US 12,406,136 B2
	Method and system for determining relationships between linguistic entities
Bharathwaj Raghunathan, Mississauga (CA); Vishal Jain, Toronto (CA); Tyler Wagner, Boston, MA (US); Tyler Feener, Toronto (CA); Shimeng Chen, Toronto (CA); Eric Brine, Toronto (CA); Lorenzo Kogler Anele, Toronto (CA); Danylo Oliynyk, Toronto (CA); and Rashik Shahjahan, Toronto (CA)
Assigned to nference, Inc., Cambridge, MA (US)
Filed by nference, inc., Cambridge, MA (US)
Filed on Nov. 4, 2022, as Appl. No. 18/052,697.
Claims priority of provisional application 63/276,342, filed on Nov. 5, 2021.
Prior Publication US 2023/0143418 A1, May 11, 2023
Int.
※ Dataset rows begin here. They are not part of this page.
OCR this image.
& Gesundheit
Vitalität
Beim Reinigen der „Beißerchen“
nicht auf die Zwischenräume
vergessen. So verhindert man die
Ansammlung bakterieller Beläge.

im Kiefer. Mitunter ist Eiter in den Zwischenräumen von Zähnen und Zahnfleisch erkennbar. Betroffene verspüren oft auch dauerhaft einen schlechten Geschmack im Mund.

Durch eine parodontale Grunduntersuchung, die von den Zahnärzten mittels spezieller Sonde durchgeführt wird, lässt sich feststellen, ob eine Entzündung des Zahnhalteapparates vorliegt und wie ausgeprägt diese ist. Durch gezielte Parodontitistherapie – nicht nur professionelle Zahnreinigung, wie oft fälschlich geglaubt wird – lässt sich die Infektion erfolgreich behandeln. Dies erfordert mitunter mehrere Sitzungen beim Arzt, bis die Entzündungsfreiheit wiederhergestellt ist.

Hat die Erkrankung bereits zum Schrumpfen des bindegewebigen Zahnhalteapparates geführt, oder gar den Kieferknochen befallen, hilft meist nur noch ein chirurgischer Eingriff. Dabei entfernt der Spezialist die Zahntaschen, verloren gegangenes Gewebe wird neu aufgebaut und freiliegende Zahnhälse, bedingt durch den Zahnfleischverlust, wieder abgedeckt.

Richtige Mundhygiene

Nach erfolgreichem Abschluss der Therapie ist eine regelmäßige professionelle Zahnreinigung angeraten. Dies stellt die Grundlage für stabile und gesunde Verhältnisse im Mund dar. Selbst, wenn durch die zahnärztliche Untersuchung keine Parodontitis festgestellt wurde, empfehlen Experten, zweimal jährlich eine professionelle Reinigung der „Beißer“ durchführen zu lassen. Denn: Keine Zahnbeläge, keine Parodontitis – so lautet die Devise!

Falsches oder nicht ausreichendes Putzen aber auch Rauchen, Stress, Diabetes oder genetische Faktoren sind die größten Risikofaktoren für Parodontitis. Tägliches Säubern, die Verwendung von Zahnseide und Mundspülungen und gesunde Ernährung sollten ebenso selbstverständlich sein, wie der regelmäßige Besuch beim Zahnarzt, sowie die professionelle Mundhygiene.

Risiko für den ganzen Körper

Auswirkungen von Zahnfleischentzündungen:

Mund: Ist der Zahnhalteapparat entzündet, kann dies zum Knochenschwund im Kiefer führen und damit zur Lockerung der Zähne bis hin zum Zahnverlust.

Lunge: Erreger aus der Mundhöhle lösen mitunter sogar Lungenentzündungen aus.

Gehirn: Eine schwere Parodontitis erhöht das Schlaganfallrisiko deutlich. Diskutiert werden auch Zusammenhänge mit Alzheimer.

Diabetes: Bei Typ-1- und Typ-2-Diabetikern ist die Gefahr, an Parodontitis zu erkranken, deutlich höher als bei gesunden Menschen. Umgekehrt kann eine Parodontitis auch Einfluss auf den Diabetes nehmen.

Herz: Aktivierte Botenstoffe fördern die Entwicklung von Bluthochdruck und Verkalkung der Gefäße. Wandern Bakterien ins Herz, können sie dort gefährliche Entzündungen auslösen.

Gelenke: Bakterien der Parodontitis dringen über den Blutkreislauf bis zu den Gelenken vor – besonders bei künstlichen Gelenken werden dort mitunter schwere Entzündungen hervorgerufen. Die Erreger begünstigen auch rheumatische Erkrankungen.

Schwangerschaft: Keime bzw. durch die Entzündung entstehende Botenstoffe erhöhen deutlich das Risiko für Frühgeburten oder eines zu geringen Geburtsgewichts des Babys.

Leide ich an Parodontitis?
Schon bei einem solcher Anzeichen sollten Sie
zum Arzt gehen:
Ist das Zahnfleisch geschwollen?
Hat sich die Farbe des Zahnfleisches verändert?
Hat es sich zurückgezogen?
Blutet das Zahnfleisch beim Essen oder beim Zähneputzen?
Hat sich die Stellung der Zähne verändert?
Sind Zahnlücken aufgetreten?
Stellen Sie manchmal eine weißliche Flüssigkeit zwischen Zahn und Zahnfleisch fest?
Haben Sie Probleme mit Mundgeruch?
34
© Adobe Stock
Cl. G06F 40/205 (2020.01); G06F 40/289 (2020.01); G06F 40/30 (2020.01)

CPC G06F 40/205 (2020.01) [G06F 40/289 (2020.01); G06F 40/30 (2020.01)]

49 Claims

1. A method comprising

receiving, by a computing device, a first entity and a second entity;

accessing a corpus;

preprocessing, by the computing device, the corpus by:

grouping the corpus into a plurality of chunks at a head node;

distributing the plurality of chunks to a plurality of worker nodes configured as parallel processing units within a distributed cluster, wherein each worker node is executed on a separate physical or virtual machine and operates asynchronously;

retrieving a second plurality of sentences from one of the plurality of chunks of the corpus by one of the plurality of worker nodes;

extracting then sending a plurality of extracted entities and extracted relational phrases to the head node;

mapping the extracted relational phrases in a pretrained vector space using a pretrained

model to generate a plurality of extracted relational phrase embeddings;

clustering the extracted relational phrases in the pretrained vector space to generate clustering information for the plurality of extracted relational phrase embeddings; and

storing a mapping of the plurality of extracted entities, the plurality of extracted relational phrase embeddings, and the clustering information for the plurality of extracted relational phrase embeddings;

retrieving, by the computing device, a first plurality of sentences containing the first entity and the second entity from the corpus;

identifying, by the computing device, a plurality of relational phrases by extracting a relational phrase from each of the first plurality of sentences; and

identifying, by the computing device, one or more relationships between the first entity and the second entity.